~ARALARINDAKİ SIR ~

665 168 134
                                    

Multimedya Deniz Kaya

Bazen sadece susmak istersin. Kelimeler kifayetsiz kalır, mantıklı cümle kuramaz ya da kurmak istemezsin.

İşte şuan bulunduğum konum kesinlikle buydu. Konuşmayı severdim. Ama insanlarla değil. Çünkü benim derdimi ne bir öğrenci ne de bir psikolog bilebilirdi.

Çünkü insanlar hep 'seni anlıyorum' diyip başından savardı. Bencillerdi. İşte bu yüzden insanlarla pek konuşmazdım ben. Benim en yakın arkadaşım denizdi mesela. Onu neden bu kadar çok sevdiğimi bilmiyorum, belkide aynı ismi taşıdığımızdandır.

Ona hep derdimi anlatır, cevap vermesini beklemezsizin konuşurdum. Bir de kahvem vardı arkadaşlarımdan. Acı bol köpüklü bir Türk kahvesi. Ben buydum işte. Tek arkadaşı deniz ve kahve olan görme engelli kız.

Evet görme engelliydim. Tam 4 yıl öncesinde, kaygan zeminden dolayı zincirleme kazasında tek hayatta kalan o şanslı(!) kız. 'Hayatta kaldığın için çok şanslısın' dediler, İçimde kopan fırtınaları bilmeden...

Geçmişimide yanıma alarak her zaman gittiğim yere deniz kenarına gitmek için görme engelli olmama rağmen ezbere bildiğim o sokaklarda yürümeye başladım. Deniz kenarına geldiğimde denizin o huzur dolu kokusunu cigerlerime kadar çekerken bir yandan da kayanın üstüne oturdum.
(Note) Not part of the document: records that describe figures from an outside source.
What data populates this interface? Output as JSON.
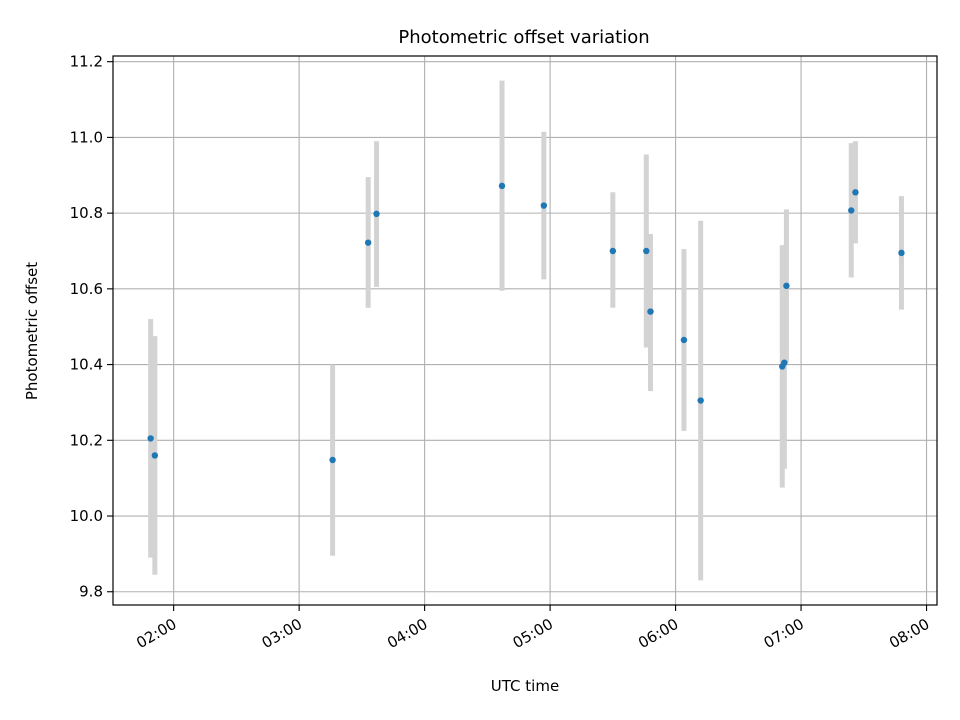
{
  "chart_data": {
    "type": "scatter",
    "title": "Photometric offset variation",
    "xlabel": "UTC time",
    "ylabel": "Photometric offset",
    "x_axis_kind": "time",
    "xlim": [
      "01:31",
      "08:05"
    ],
    "ylim": [
      9.765,
      11.215
    ],
    "grid": true,
    "x_ticks": [
      "02:00",
      "03:00",
      "04:00",
      "05:00",
      "06:00",
      "07:00",
      "08:00"
    ],
    "y_ticks": [
      "9.8",
      "10.0",
      "10.2",
      "10.4",
      "10.6",
      "10.8",
      "11.0",
      "11.2"
    ],
    "colors": {
      "point": "#1f77b4",
      "errorbar": "#d3d3d3",
      "grid": "#b0b0b0"
    },
    "points": [
      {
        "x": "01:49",
        "y": 10.205,
        "ylow": 9.89,
        "yhigh": 10.52
      },
      {
        "x": "01:51",
        "y": 10.16,
        "ylow": 9.845,
        "yhigh": 10.475
      },
      {
        "x": "03:16",
        "y": 10.148,
        "ylow": 9.895,
        "yhigh": 10.4
      },
      {
        "x": "03:33",
        "y": 10.722,
        "ylow": 10.55,
        "yhigh": 10.895
      },
      {
        "x": "03:37",
        "y": 10.798,
        "ylow": 10.605,
        "yhigh": 10.99
      },
      {
        "x": "04:37",
        "y": 10.872,
        "ylow": 10.595,
        "yhigh": 11.15
      },
      {
        "x": "04:57",
        "y": 10.82,
        "ylow": 10.625,
        "yhigh": 11.015
      },
      {
        "x": "05:30",
        "y": 10.7,
        "ylow": 10.55,
        "yhigh": 10.855
      },
      {
        "x": "05:46",
        "y": 10.7,
        "ylow": 10.445,
        "yhigh": 10.955
      },
      {
        "x": "05:48",
        "y": 10.54,
        "ylow": 10.33,
        "yhigh": 10.745
      },
      {
        "x": "06:04",
        "y": 10.465,
        "ylow": 10.225,
        "yhigh": 10.705
      },
      {
        "x": "06:12",
        "y": 10.305,
        "ylow": 9.83,
        "yhigh": 10.78
      },
      {
        "x": "06:51",
        "y": 10.395,
        "ylow": 10.075,
        "yhigh": 10.715
      },
      {
        "x": "06:52",
        "y": 10.405,
        "ylow": 10.125,
        "yhigh": 10.715
      },
      {
        "x": "06:53",
        "y": 10.608,
        "ylow": 10.405,
        "yhigh": 10.81
      },
      {
        "x": "07:24",
        "y": 10.807,
        "ylow": 10.63,
        "yhigh": 10.985
      },
      {
        "x": "07:26",
        "y": 10.855,
        "ylow": 10.72,
        "yhigh": 10.99
      },
      {
        "x": "07:48",
        "y": 10.695,
        "ylow": 10.545,
        "yhigh": 10.845
      }
    ]
  }
}
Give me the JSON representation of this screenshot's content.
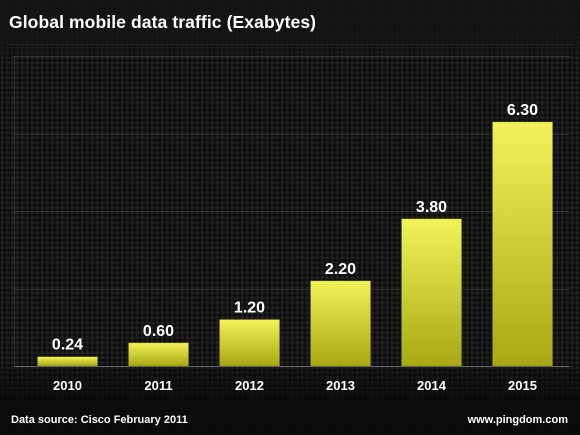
{
  "chart_data": {
    "type": "bar",
    "title": "Global mobile data traffic (Exabytes)",
    "categories": [
      "2010",
      "2011",
      "2012",
      "2013",
      "2014",
      "2015"
    ],
    "values": [
      0.24,
      0.6,
      1.2,
      2.2,
      3.8,
      6.3
    ],
    "value_labels": [
      "0.24",
      "0.60",
      "1.20",
      "2.20",
      "3.80",
      "6.30"
    ],
    "xlabel": "",
    "ylabel": "",
    "ylim": [
      0,
      8
    ],
    "grid": true,
    "y_tick_labels_shown": false,
    "colors": {
      "bar_top": "#f2f25a",
      "bar_bottom": "#a8a814",
      "text": "#ffffff"
    }
  },
  "footer": {
    "source": "Data source: Cisco February 2011",
    "site": "www.pingdom.com"
  }
}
Denizin dalgaları kulağımın derinliklerine kadar ilerlerken bu eşsiz sesi dinlemeye koyuldum.

Herkez için huzur kelimesinin tanımı farklı olabilirdi ama benim için huzur deniz kenarında geleceğim ile ilgili hayaller kurarak müzik dinlemekti.

Yanı başımda bulunan çantamda ki kulaklığımı çıkararak müzik dinlemeye koyuldum.
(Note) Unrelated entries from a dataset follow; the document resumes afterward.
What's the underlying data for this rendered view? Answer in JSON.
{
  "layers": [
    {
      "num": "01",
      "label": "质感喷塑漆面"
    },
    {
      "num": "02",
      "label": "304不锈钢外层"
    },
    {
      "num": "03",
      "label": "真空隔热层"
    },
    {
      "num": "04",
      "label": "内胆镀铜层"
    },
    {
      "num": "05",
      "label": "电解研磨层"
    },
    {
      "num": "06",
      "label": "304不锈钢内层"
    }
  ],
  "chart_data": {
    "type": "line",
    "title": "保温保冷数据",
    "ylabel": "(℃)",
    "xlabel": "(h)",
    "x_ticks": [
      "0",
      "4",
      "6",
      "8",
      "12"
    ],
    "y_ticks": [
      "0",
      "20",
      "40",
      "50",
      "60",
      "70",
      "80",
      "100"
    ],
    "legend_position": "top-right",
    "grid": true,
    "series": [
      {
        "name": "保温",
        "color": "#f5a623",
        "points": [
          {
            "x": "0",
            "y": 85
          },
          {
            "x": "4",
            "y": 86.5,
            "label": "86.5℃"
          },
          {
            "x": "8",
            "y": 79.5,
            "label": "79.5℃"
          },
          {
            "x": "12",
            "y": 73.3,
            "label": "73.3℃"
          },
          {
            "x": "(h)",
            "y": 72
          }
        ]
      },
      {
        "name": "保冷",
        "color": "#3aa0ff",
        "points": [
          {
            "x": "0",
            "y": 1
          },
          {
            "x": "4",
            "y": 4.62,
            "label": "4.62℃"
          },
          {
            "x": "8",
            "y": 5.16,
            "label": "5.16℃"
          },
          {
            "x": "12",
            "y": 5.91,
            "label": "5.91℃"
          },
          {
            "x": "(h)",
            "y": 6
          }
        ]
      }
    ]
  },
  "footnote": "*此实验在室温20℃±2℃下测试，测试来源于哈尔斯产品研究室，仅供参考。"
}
Müziklerimden üçüncüsünü dinlerken yanıma birinin oturduğunu sezdim.

Kafamı yanıma oturan kişiye doğru çevirdim. Görmesemde tanımadığım kişinin bunu bilmesine gerek olmadığı için bir süre daha baktıktan sonra önüme döndüm.

" N'oldu karadeniz de gemilerin mi battı? "

Bu ses bana bir yerden tanıdık geliyor ama nerden. Bir dakika ya bu olamaz dimi. Emin olmak için 'Rüzgar!!' diye seslendim.

Yani biraz seslenmek yerine bağırmış olabilirim ama şimdi tartışılacak zaman değil. Uzayın pleas.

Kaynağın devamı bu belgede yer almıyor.